It may now be legal to smoke pot in Colorado, but employees can still be fired for doing so, even on their own time and in private.
A new Colorado state law went into effect January 1, permitting anyone 21 years of age or older to buy and consume limited amounts of marijuana in the state, despite the fact that marijuana is a controlled substance on the federal level.

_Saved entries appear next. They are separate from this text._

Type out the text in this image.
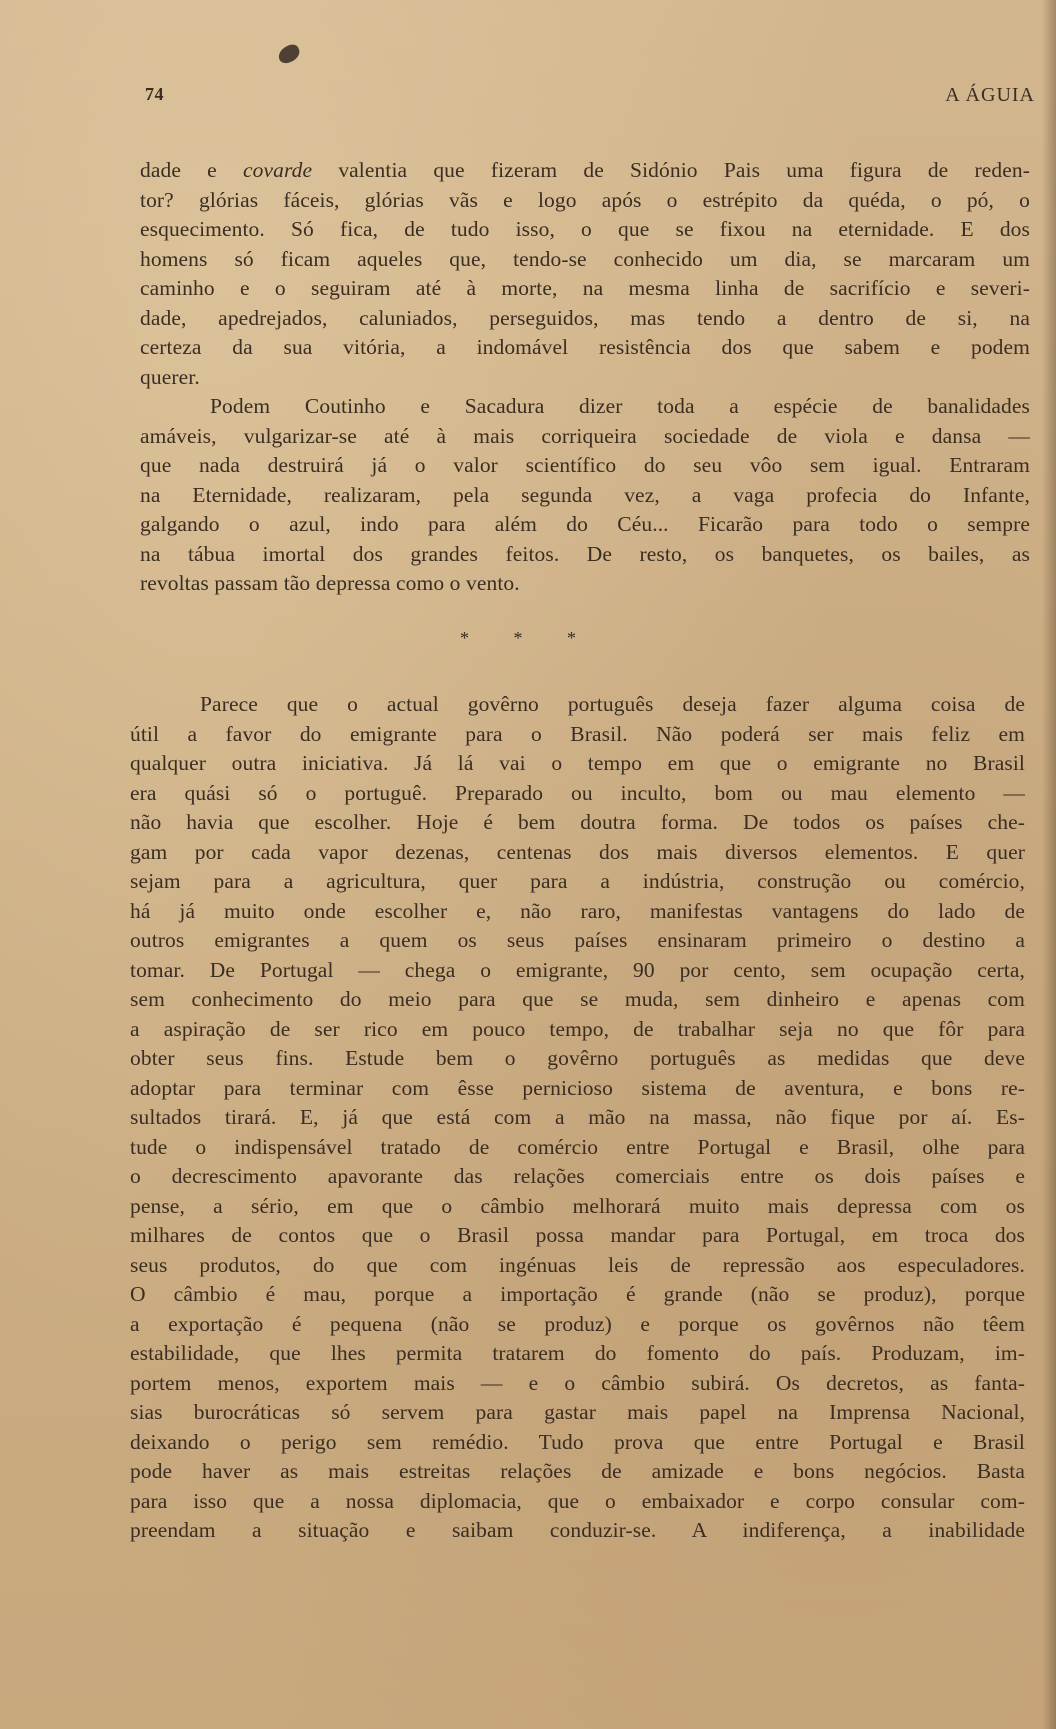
74	A ÁGUIA

dade e covarde valentia que fizeram de Sidónio Pais uma figura de reden-

tor? glórias fáceis, glórias vãs e logo após o estrépito da quéda, o pó, o

esquecimento. Só fica, de tudo isso, o que se fixou na eternidade. E dos

homens só ficam aqueles que, tendo-se conhecido um dia, se marcaram um

caminho e o seguiram até à morte, na mesma linha de sacrifício e severi-

dade, apedrejados, caluniados, perseguidos, mas tendo a dentro de si, na

certeza da sua vitória, a indomável resistência dos que sabem e podem

querer.

Podem Coutinho e Sacadura dizer toda a espécie de banalidades

amáveis, vulgarizar-se até à mais corriqueira sociedade de viola e dansa —

que nada destruirá já o valor scientífico do seu vôo sem igual. Entraram

na Eternidade, realizaram, pela segunda vez, a vaga profecia do Infante,

galgando o azul, indo para além do Céu... Ficarão para todo o sempre

na tábua imortal dos grandes feitos. De resto, os banquetes, os bailes, as

revoltas passam tão depressa como o vento.

* * *

Parece que o actual govêrno português deseja fazer alguma coisa de

útil a favor do emigrante para o Brasil. Não poderá ser mais feliz em

qualquer outra iniciativa. Já lá vai o tempo em que o emigrante no Brasil

era quási só o portuguê. Preparado ou inculto, bom ou mau elemento —

não havia que escolher. Hoje é bem doutra forma. De todos os países che-

gam por cada vapor dezenas, centenas dos mais diversos elementos. E quer

sejam para a agricultura, quer para a indústria, construção ou comércio,

há já muito onde escolher e, não raro, manifestas vantagens do lado de

outros emigrantes a quem os seus países ensinaram primeiro o destino a

tomar. De Portugal — chega o emigrante, 90 por cento, sem ocupação certa,

sem conhecimento do meio para que se muda, sem dinheiro e apenas com

a aspiração de ser rico em pouco tempo, de trabalhar seja no que fôr para

obter seus fins. Estude bem o govêrno português as medidas que deve

adoptar para terminar com êsse pernicioso sistema de aventura, e bons re-

sultados tirará. E, já que está com a mão na massa, não fique por aí. Es-

tude o indispensável tratado de comércio entre Portugal e Brasil, olhe para

o decrescimento apavorante das relações comerciais entre os dois países e

pense, a sério, em que o câmbio melhorará muito mais depressa com os

milhares de contos que o Brasil possa mandar para Portugal, em troca dos

seus produtos, do que com ingénuas leis de repressão aos especuladores.

O câmbio é mau, porque a importação é grande (não se produz), porque

a exportação é pequena (não se produz) e porque os govêrnos não têem

estabilidade, que lhes permita tratarem do fomento do país. Produzam, im-

portem menos, exportem mais — e o câmbio subirá. Os decretos, as fanta-

sias burocráticas só servem para gastar mais papel na Imprensa Nacional,

deixando o perigo sem remédio. Tudo prova que entre Portugal e Brasil

pode haver as mais estreitas relações de amizade e bons negócios. Basta

para isso que a nossa diplomacia, que o embaixador e corpo consular com-

preendam a situação e saibam conduzir-se. A indiferença, a inabilidade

But the Colorado law states that businesses can still prohibit marijuana use. And courts have ruled that employees can be terminated for smoking pot on the job -- and even in private, on personal time.
If a company has a drug policy in place, and an employee fails a drug test, "employers can take whatever action they deem to be prudent," says Curtis Graves, an attorney for the Mountain States Employers Council, a nonprofit that represents about 3,000 companies, many of those in Colorado.
Employees can even be fired for using medical marijuana with a doctor's prescription.
The reason for this apparent contradiction is that smoking pot is still illegal under federal law, Graves explains.
"The Colorado state court of appeals said that unless [pot] is legal under [both] state and federal law, it is not protected under the lawful off-duty activities law."
That means that employers can still enforce zero-tolerance policies.
That decision came after a DISH Network employee filed a lawsuit in 2011, after being terminated for testing positive for marijuana.
DISH Network acknowledged that the employee in question was using medical marijuana and was never "impaired" at work, but stuck to its zero-tolerance drug policy anyway.